Maradona apostou na titularidade do médio portista, mas a Bolívia, do ex-benfiquista e boavisteiro Erwin Sanchez, surpreendeu com uma pressão a todo o campo. Foi premiada logo aos 11 minutos com o 1-0, autoria de Marcelo Moreno. Era o princípio do desastre...

Lucho ainda igualou (24m), com um pontapé de fora da área, no qual o guarda-redes boliviano foi muito mal batido. Mas os da casa não foram afectados pelo «frango» e voltaram a atacar de forma incrível a baliza de Carrizo.

Por isso, o 2-1 era de prever, mesmo que tenha chegado através de grande penalidade. Botero marcava o primeiro (33m) de um hat-trick que haveria de completar até final. Antes, porém, Rosa fazia o 3-1, perto do intervalo.

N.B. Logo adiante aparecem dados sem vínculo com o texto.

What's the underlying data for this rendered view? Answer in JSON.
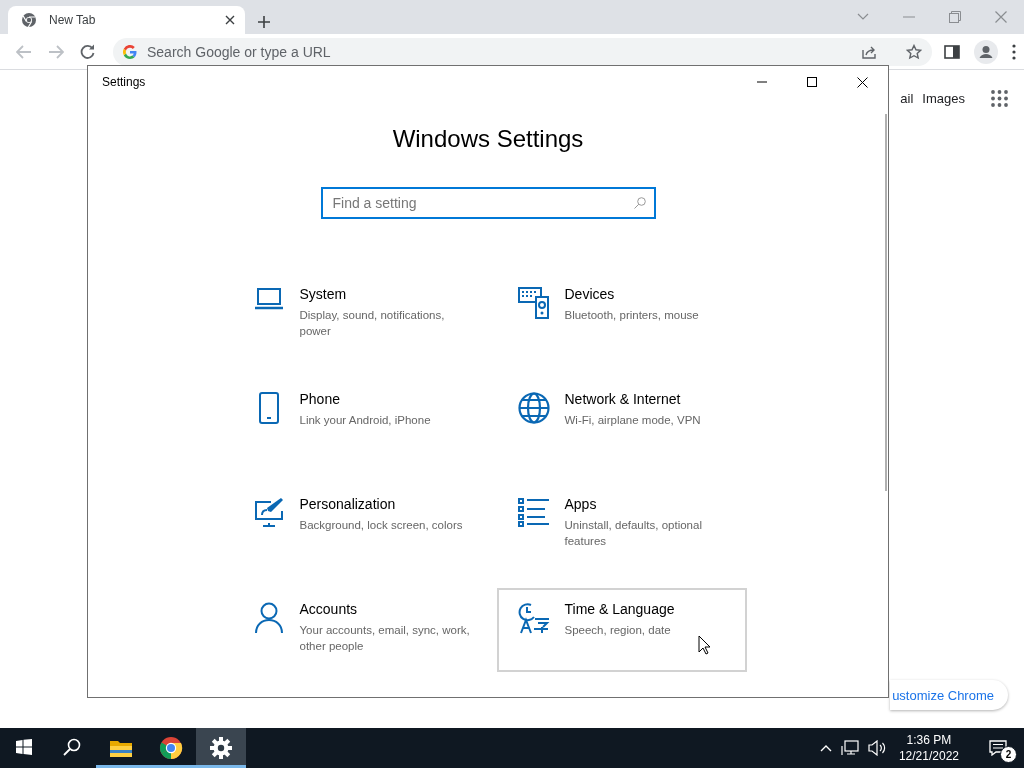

O descanso foi mesmo a única altura em que os argentinos tiveram tempo para respirar. Maradona ainda lançou Di Maria depois do 4-1, apontado por Botero, mas o benfiquista iria ter uma passagem muito breve por La Paz.

O esquerdino foi lançado aos 56 minutos e, aos 63, já estava fora de campo, depois de dois remates fracos e um pontapé num adversário. Enquanto isso, a Bolívia apertava e Botero fazia o terceiro da conta pessoal. O 5-1 já era, por si só, um escândalo e era preciso recuar até 1994 para ver derrota tão pesada da Argentina: 5-0 aplicaod spela Colômbia, em solo argentino!!! Só que Torrico ainda fez mais sangue, com o 6-1 final, num lance em que Carrizo tem muitas culpas.

A Argentina e Maradona repetiam o resultado do Mundial-58, na Suécia, no qual perderam por 6-1 com a Checoslováquia. Não há registo de pior...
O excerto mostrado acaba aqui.